Illumination-induced nonequilibrium charge states in self-assembled quantum dots

We report on capacitance-voltage spectroscopy of self-assembled InAs quantum dots under constant illumination. Besides the electronic and excitonic charging peaks in the spectrum reported earlier, we find additional resonances associated with nonequilibrium state tunneling unseen in C(V) measurements before. We derive a master-equation-based model to assign the corresponding quantum state tunneling to the observed peaks. C(V) spectroscopy in a magnetic field is used to verify the model-assigned nonequilibrium peaks.
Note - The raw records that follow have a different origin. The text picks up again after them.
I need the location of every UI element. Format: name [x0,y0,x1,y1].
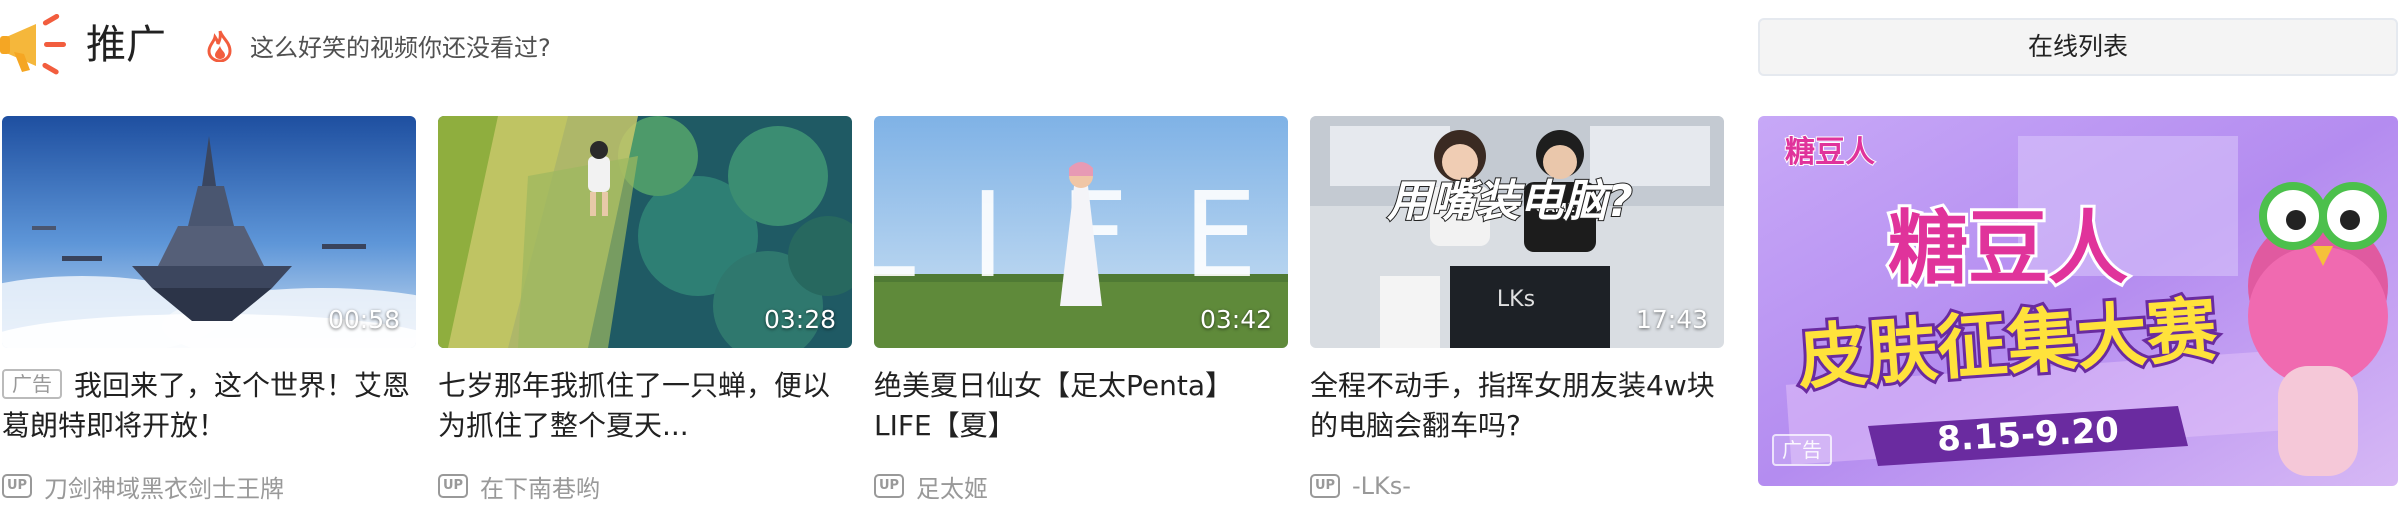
uploader[interactable]: UP -LKs- [1310,468,1411,504]
thumb-caption-text: 用嘴装电脑? [1386,176,1633,227]
megaphone-icon [0,14,66,75]
video-thumbnail[interactable]: 03:28 [438,116,852,348]
video-duration: 17:43 [1635,305,1708,334]
video-duration: 03:42 [1199,305,1272,334]
video-card[interactable]: 03:28 七岁那年我抓住了一只蝉，便以为抓住了整个夏天... UP 在下南巷哟 [438,116,852,520]
video-thumbnail[interactable]: LIFE 03:42 [874,116,1288,348]
up-icon: UP [874,474,904,498]
uploader[interactable]: UP 足太姬 [874,468,988,504]
video-title[interactable]: 绝美夏日仙女【足太Penta】LIFE【夏】 [874,366,1284,446]
uploader-name[interactable]: 足太姬 [916,469,988,504]
online-list-button[interactable]: 在线列表 [1758,18,2398,76]
promo-header: 推广 这么好笑的视频你还没看过? [0,0,1720,100]
video-card[interactable]: LIFE 03:42 绝美夏日仙女【足太Penta】LIFE【夏】 UP 足太姬 [874,116,1288,520]
video-duration: 03:28 [763,305,836,334]
banner-logo-text: 糖豆人 [1785,135,1875,170]
uploader-name[interactable]: 在下南巷哟 [480,469,600,504]
up-icon: UP [438,474,468,498]
section-title: 推广 [86,22,166,68]
video-title[interactable]: 全程不动手，指挥女朋友装4w块的电脑会翻车吗? [1310,366,1720,446]
video-thumbnail[interactable]: 00:58 [2,116,416,348]
uploader[interactable]: UP 在下南巷哟 [438,468,600,504]
ad-badge: 广告 [1772,434,1832,466]
ad-badge: 广告 [2,369,62,399]
banner-headline-1: 糖豆人 [1888,202,2128,295]
video-card[interactable]: 00:58 广告 我回来了，这个世界！艾恩葛朗特即将开放！ UP 刀剑神域黑衣剑士… [2,116,416,520]
ad-banner[interactable]: 糖豆人 糖豆人 皮肤征集大赛 8.15-9.20 广告 [1758,116,2398,486]
uploader[interactable]: UP 刀剑神域黑衣剑士王牌 [2,468,284,504]
hot-tagline-link[interactable]: 这么好笑的视频你还没看过? [250,32,551,64]
video-title[interactable]: 七岁那年我抓住了一只蝉，便以为抓住了整个夏天... [438,366,848,446]
up-icon: UP [2,474,32,498]
video-thumbnail[interactable]: GAMER LKs 用嘴装电脑? 17:43 [1310,116,1724,348]
uploader-name[interactable]: -LKs- [1352,472,1411,500]
video-title[interactable]: 广告 我回来了，这个世界！艾恩葛朗特即将开放！ [2,366,412,446]
fire-icon [207,30,232,62]
up-icon: UP [1310,474,1340,498]
video-card[interactable]: GAMER LKs 用嘴装电脑? 17:43 全程不动手，指挥女朋友装4w块的电… [1310,116,1724,520]
uploader-name[interactable]: 刀剑神域黑衣剑士王牌 [44,469,284,504]
video-duration: 00:58 [327,305,400,334]
thumb-brand-text: LKs [1497,287,1535,312]
video-title-text[interactable]: 我回来了，这个世界！艾恩葛朗特即将开放！ [2,369,410,442]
The model is able to quantitatively address various experimental findings in C(V) spectroscopy of quantum dots such as the frequency- and illumination-dependent peak height, a thermal shift of the tunneling resonances and the occurrence of the additional nonequilibrium peaks.

Figure 1

(a) Band structure sketch of the sample. (b) Electron tunneling into excited states. The quantum dot energy for resonant tunneling is ascending from top to bottom.

Figure 2

(a) Reference C(V) curve without illumination (violet) followed by C(V) curves under illumination at a wavelength of approximately $920\mathrm{nm}$ using different LED currents ranging from $0.5\mathrm{mA}$ up to $20\mathrm{mA}$. The C(V) spectra are offset by $0.25\mathrm{pF}$ for better visibility. (b) To reveal the illumination-induced additional capacitances we subtracted the unilluminated reference curve from the illuminated ones. For a better allocation of the illumination-induced peaks within the quantum dot spectrum, we inserted the unilluminated reference curve (dashed line) subtracted by an alleged background capacitance of the diode, using the almost linear part before the $s$ peaks for fitting. The gate voltage is converted to energy by applying the simple lever-arm approach [19].

Figure 3

(a) C(V) spectrum with an LED illumination using a current of $I_{\mathrm{LED}}=20\mathrm{mA}$ and magnetic fields of up to $5.5\mathrm{T}$. The graphs are offset proportional to the magnetic field strength for clarity. Dashed lines are vertical; the solid lines are a guide to the eye for the Zeeman shift. The dip labeled $LL$ corresponds to capacitive charging of Landau levels in the wetting layer [20]. (b) Energetic position of the peaks for a magnetic field strength between 0 T and 5.5 T and linear fits. The dashed lines correspond to the dashed vertical lines in (a). For better visibility of the shifts, the peaks are offset. A clear shift of addition peak C is visible.

Figure 4

Theoretical C(V) spectrum of a quantum dot with up to two electrons and one hole for (a) different values of the hole creation rate at $\omega =0.1{\mathrm{\Gamma }}_e, T=0.1U$, (b) different driving frequencies at ${\mathrm{\Gamma }}_h=0.1{\mathrm{\Gamma }}_e, T=0.1U$, and (c) different temperatures at $\omega =0.001{\mathrm{\Gamma }}_e, {\mathrm{\Gamma }}_h=0.1{\mathrm{\Gamma }}_e$. Other parameters are $U_{eh}=0.7U$.

Figure 5

(a) Modeled C(V) spectrum as function of the gate voltage for different values of ${\mathrm{\Gamma }}_h$. Curves are offset and shifted for clarity. Dashed lines mark the peak positions. (b) Comparison of experimentally measured peak height as a function of the LED current (left and lower axis, data points with dashed lines as a guide to the eye) with the modeled peak height as a function of the hole creation rate ${\mathrm{\Gamma }}_h$ (right and upper axis, solid lines). Used model parameters are as follows: frequency $\omega =0.1{\mathrm{\Gamma }}_s, \hslash {\omega }_e=46\mathrm{meV}, \hslash {\omega }_h=25\mathrm{meV}, E_{ss}^C=21\mathrm{meV}, k_{\text{B}}T=0.5\mathrm{meV}, {\mathrm{\Gamma }}_p=10{\mathrm{\Gamma }}_s$.